Retinoblastoma is the most common intraocular
malignancy in children with poor prognosis. The progression of
retinoblastoma is dependent on a robust angiogenic response. Targeting both
retinoblastoma cells and angiogenesis may therefore provide an alternative therapeutic strategy in
retinoblastoma. Here, we demonstrated the inhibitory effects of
tigecycline, a FDA-approved
antibiotic, in
retinoblastoma and angiogenesis in vitro and in vivo. We showed that
tigecycline significantly inhibited growth and induced caspase-dependent apoptosis of multiple
retinoblastoma cell lines.
Tigecycline also effectively inhibited angiogenesis through suppressing capillary network formation, migration, proliferation and survival of human
retinal microvascular endothelial cell (HREC).
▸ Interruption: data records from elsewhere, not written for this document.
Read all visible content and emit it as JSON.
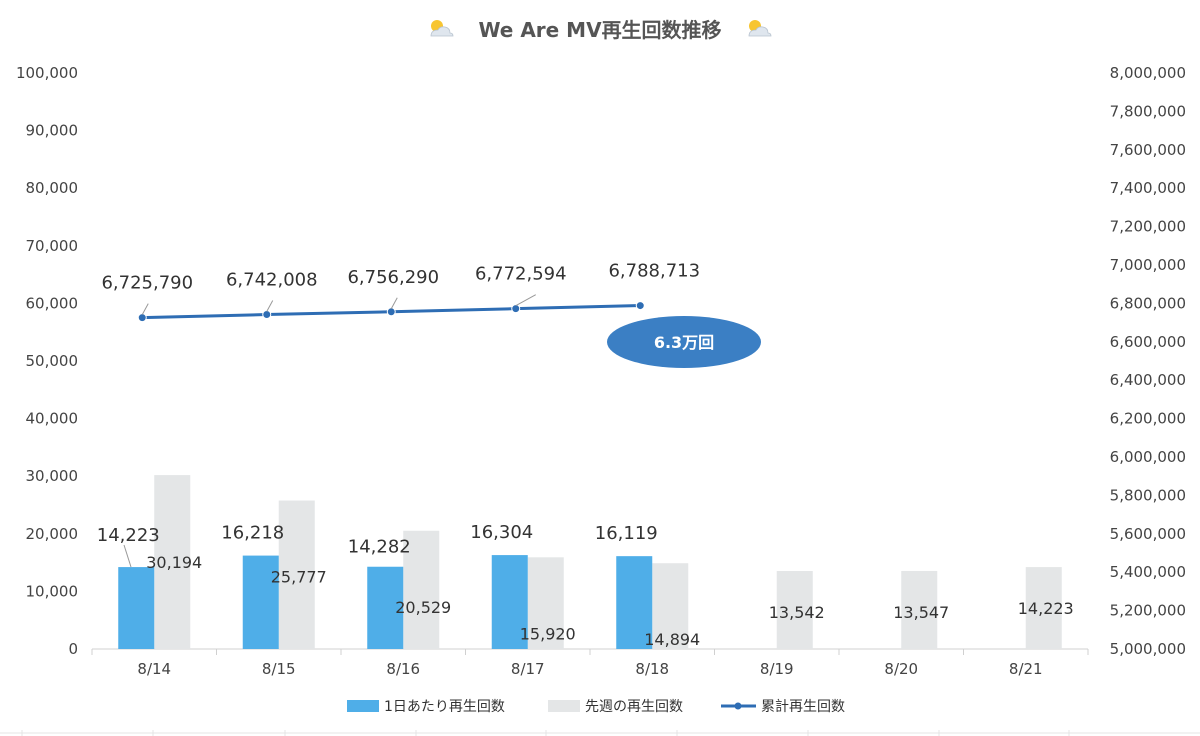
{
  "chart_data": {
    "type": "bar+line",
    "title": "We Are MV再生回数推移",
    "categories": [
      "8/14",
      "8/15",
      "8/16",
      "8/17",
      "8/18",
      "8/19",
      "8/20",
      "8/21"
    ],
    "series": [
      {
        "name": "1日あたり再生回数",
        "type": "bar",
        "axis": "left",
        "color": "#4faee8",
        "values": [
          14223,
          16218,
          14282,
          16304,
          16119,
          null,
          null,
          null
        ],
        "labels": [
          "14,223",
          "16,218",
          "14,282",
          "16,304",
          "16,119",
          "",
          "",
          ""
        ]
      },
      {
        "name": "先週の再生回数",
        "type": "bar",
        "axis": "left",
        "color": "#e4e6e7",
        "values": [
          30194,
          25777,
          20529,
          15920,
          14894,
          13542,
          13547,
          14223
        ],
        "labels": [
          "30,194",
          "25,777",
          "20,529",
          "15,920",
          "14,894",
          "13,542",
          "13,547",
          "14,223"
        ]
      },
      {
        "name": "累計再生回数",
        "type": "line",
        "axis": "right",
        "color": "#2e6db4",
        "values": [
          6725790,
          6742008,
          6756290,
          6772594,
          6788713,
          null,
          null,
          null
        ],
        "labels": [
          "6,725,790",
          "6,742,008",
          "6,756,290",
          "6,772,594",
          "6,788,713",
          "",
          "",
          ""
        ]
      }
    ],
    "y_left": {
      "range": [
        0,
        100000
      ],
      "ticks": [
        0,
        10000,
        20000,
        30000,
        40000,
        50000,
        60000,
        70000,
        80000,
        90000,
        100000
      ],
      "tick_labels": [
        "0",
        "10,000",
        "20,000",
        "30,000",
        "40,000",
        "50,000",
        "60,000",
        "70,000",
        "80,000",
        "90,000",
        "100,000"
      ]
    },
    "y_right": {
      "range": [
        5000000,
        8000000
      ],
      "ticks": [
        5000000,
        5200000,
        5400000,
        5600000,
        5800000,
        6000000,
        6200000,
        6400000,
        6600000,
        6800000,
        7000000,
        7200000,
        7400000,
        7600000,
        7800000,
        8000000
      ],
      "tick_labels": [
        "5,000,000",
        "5,200,000",
        "5,400,000",
        "5,600,000",
        "5,800,000",
        "6,000,000",
        "6,200,000",
        "6,400,000",
        "6,600,000",
        "6,800,000",
        "7,000,000",
        "7,200,000",
        "7,400,000",
        "7,600,000",
        "7,800,000",
        "8,000,000"
      ]
    },
    "annotation": {
      "text": "6.3万回",
      "color": "#3b7fc4"
    },
    "legend": {
      "placement": "bottom"
    },
    "grid": false
  }
}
Mechanistically,
tigecycline acts on both
retinoblastoma cells and HREC via inhibiting
mitochondrial protein translation, resulting in
mitochondrial dysfunction, energy crisis, and oxidative damage. Importantly, we demonstrated the in vivo efficacy of
tigecycline in inhibiting
retinoblastoma and angiogenesis, and inducing oxidative stress on xenograft mouse model. In addition,
ATP levels and growth rates were largely affected in
retinoblastoma ρ0 cells that lacked mitochondrial respiration. Our work provides systematic pre-clinical evidence for repurposing
tigecycline from its traditional use for
retinoblastoma treatment. Our work demonstrates the essential roles of mitochondrial metabolism in both
retinoblastoma and its angiogenesis.